Delta Air Lines employee from Minnesota accused of $22 million fraud
A Delta Air Lines supervisor in Minnesota has been indicted on charges that he approved $22 million in phony invoices over nine years, all submitted by a co-conspirator in California.
According to a grand jury indictment in Atlanta, Paul Anderson of Apple Valley in 2004 began a plan to defraud what was then Northwest Airlines -- and continued to do so long after Northwest merged with Delta in 2009.
"The longevity and scope of the scheme to defraud Delta is simply astonishing," U.S. Attorney Sally Quillian Yates said in a statement Friday.
Anderson, 57, is charged with conspiring with Michael Yedor of Los Angeles, who submitted scores of phony invoices under the corporate name "Airborne Voice and Data Communication Services."
The pair was indicted June 10, and the indictment was unsealed June 21, after the FBI arrested Yedor on his 72-foot yacht in San Diego.
Attempts to reach Anderson were unsuccessful Monday.

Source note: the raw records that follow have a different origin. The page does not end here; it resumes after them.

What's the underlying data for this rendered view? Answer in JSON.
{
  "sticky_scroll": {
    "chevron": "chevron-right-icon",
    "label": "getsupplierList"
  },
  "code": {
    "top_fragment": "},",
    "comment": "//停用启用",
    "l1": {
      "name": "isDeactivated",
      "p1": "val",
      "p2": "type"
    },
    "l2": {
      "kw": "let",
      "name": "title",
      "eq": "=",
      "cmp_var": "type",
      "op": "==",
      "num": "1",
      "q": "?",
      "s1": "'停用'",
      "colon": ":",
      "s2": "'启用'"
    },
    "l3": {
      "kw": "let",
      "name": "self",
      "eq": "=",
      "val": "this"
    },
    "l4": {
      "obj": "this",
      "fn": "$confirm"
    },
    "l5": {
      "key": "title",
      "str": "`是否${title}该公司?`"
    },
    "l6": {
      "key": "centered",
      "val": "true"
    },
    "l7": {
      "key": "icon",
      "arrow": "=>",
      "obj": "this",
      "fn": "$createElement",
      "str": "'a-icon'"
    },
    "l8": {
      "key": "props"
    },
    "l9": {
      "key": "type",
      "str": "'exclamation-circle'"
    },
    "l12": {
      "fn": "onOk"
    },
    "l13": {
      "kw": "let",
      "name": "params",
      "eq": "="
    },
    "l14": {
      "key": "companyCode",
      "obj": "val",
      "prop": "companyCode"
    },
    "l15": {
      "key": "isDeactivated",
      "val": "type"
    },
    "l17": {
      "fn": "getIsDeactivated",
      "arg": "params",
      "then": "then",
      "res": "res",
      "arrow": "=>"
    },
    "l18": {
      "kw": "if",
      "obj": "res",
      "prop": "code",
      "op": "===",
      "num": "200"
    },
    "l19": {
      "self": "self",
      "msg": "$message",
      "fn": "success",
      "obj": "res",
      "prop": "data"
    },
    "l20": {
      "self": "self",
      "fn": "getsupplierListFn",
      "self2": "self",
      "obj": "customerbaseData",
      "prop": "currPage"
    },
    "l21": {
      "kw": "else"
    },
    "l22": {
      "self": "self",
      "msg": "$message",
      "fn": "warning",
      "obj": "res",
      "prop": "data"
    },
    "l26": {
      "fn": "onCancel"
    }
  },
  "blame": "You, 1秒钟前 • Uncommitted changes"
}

Anderson, a 35-year Northwest/Delta veteran, was the supervisor of Northwest's communications group, which installed and maintained radio communications for the airlines' control and crisis centers. After the airlines' 2009 merger, he remained the supervisor of the Twin Cities communications group.
Northwest was based in Eagan; Delta is in Atlanta.
According to the indictment, Anderson and Yedor used invoices "requesting payment from Northwest for goods and services purportedly provided by Airborne, when in fact, as both Anderson and Yedor knew, Airborne was not providing any goods or services" to the airline.
After Anderson approved the invoices, he submitted them for processing and payment, and then checks were mailed to an account in Los Angeles, the indictment said.
"A portion of the funds fraudulently obtained from the airlines ... were routinely transferred or 'kicked-back' to Anderson," the indictment said, without providing specific figures.
The indictment spells out scores of payments that Delta issued -- 24 separate checks in 2012 alone, with individuals checks ranging in size from $20,000 to more than $182,000.
Anderson and Yedor were indicted on one count of conspiracy to commit mail fraud, along with 96 counts of mail fraud. Prosecutors say Delta is "fully cooperating with the investigation."
Prosecutors are asking that, if convicted, Anderson and Yedor forfeit property they obtained in the scheme, including Yedor's yacht, and property in Los Angeles.